Chang’e-6 Returns Unprecedented Lunar Samples, Reveals Cohesion

China’s Chang’e-6 mission has successfully returned lunar soil samples from the South Pole–Aitken Basin, shedding light on the unique properties of lunar regolith. The mission, which concluded with the retrieval of 1,935.3 grams of material on June 25, 2024, marks a significant advancement in lunar exploration, particularly as it is the first to bring back samples from the far side of the Moon.

Prior missions, including Apollo, Luna, and Chang’e-5, have provided approximately 383 kilograms of lunar materials, primarily from the Moon’s near side. These past efforts have greatly enhanced our understanding of lunar geology. However, the lack of far-side samples until now has limited insights into the Moon’s diverse composition and geological history.

The Chang’e-6 mission team, led by chief designer Hu Hao, noted that the returned samples exhibited a “slightly more viscous and somewhat clumpier” texture compared to the finer, looser material from Chang’e-5. To quantify these differences, a research team headed by Prof. Qi Shengwen from the Institute of Geology and Geophysics of the Chinese Academy of Sciences (IGGCAS) conducted experiments to measure the angle of repose, a crucial parameter that reflects the flowability of granular materials.

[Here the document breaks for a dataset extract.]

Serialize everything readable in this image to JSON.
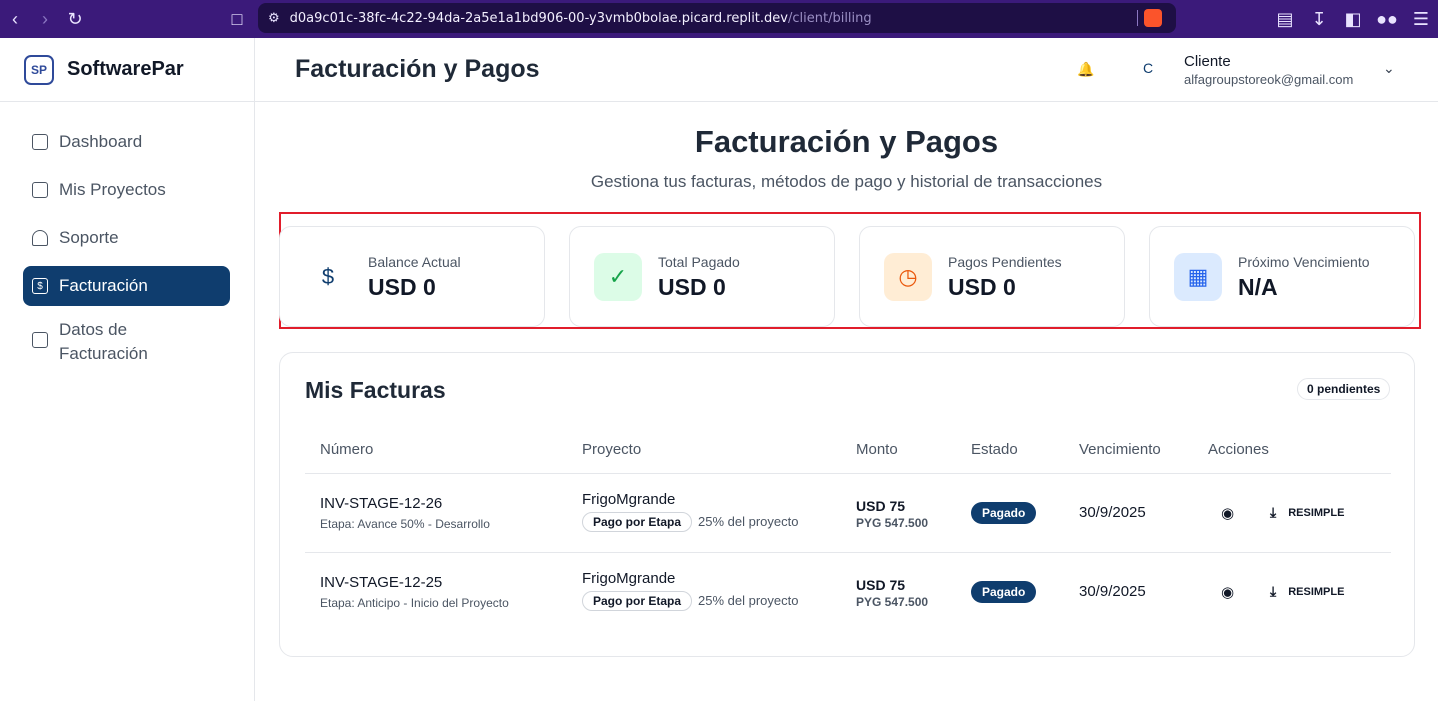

Their findings were published in the journal Nature Astronomy.

Distinct Properties of Far-Side Lunar Soil

The research revealed that the soil from Chang’e-6 has a significantly higher angle of repose than samples collected from the Moon’s near side. This indicates a flow behavior typical of cohesive soils. Investigations confirmed that magnetic and cementation effects were not responsible for this cohesion, as the samples contained only trace amounts of magnetic minerals and no clay minerals.

Instead, the cohesive behavior of the lunar soil is attributed to three primary interparticle forces: friction, van der Waals forces, and electrostatic forces. The study established a critical size threshold of approximately 100 micrometers. Below this size, fine non-clay mineral particles begin to show cohesive properties. The Chang’e-6 samples were found to have a D 60—denoting the particle diameter at which 60% of the sample is finer—of only 48.4 micrometers, making them substantially finer and more irregular in shape than near-side soils, with lower particle sphericity.

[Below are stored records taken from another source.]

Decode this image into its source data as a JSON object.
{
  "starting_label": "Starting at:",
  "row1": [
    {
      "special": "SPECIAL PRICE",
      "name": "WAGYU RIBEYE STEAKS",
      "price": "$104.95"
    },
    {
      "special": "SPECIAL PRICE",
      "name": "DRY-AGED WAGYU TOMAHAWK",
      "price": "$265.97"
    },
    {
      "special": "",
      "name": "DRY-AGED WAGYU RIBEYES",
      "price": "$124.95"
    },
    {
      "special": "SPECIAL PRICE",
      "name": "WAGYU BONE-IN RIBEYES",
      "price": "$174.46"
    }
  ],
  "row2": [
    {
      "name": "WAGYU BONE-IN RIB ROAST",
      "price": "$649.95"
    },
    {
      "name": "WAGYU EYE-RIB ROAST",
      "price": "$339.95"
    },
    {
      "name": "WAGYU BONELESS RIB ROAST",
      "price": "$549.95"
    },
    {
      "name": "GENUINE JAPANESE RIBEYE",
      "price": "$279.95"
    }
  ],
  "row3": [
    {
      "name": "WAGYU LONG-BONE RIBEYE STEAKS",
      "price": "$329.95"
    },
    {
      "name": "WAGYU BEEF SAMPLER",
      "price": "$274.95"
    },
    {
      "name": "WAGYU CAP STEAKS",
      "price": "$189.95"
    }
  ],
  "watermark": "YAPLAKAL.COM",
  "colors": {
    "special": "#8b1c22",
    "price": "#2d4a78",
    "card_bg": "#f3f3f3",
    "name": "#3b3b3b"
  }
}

Prof. Qi remarked on the unusual nature of these findings, stating, “Finer particles are typically more spherical. Despite being fine-grained, Chang’e-6 soil displays more complex particle morphologies.” This complexity may be due to the samples’ higher feldspar content, estimated at 32.6%, as well as the more intense space weathering effects experienced on the Moon’s far side.

The intricate texture and morphology of these samples reinforce interparticle forces, contributing to the high cohesion observed. This study provides a systematic explanation of the cohesive behavior of lunar soil from a granular mechanics perspective, offering new insights into the physical properties of far-side regolith.

As lunar exploration continues to evolve, the Chang’e-6 mission serves as a pivotal step toward understanding the Moon’s geology and the implications it holds for future exploration endeavors. More detailed findings are documented in the research conducted by Shengwen Qi and colleagues in Nature Astronomy, providing a foundation for future studies in lunar science.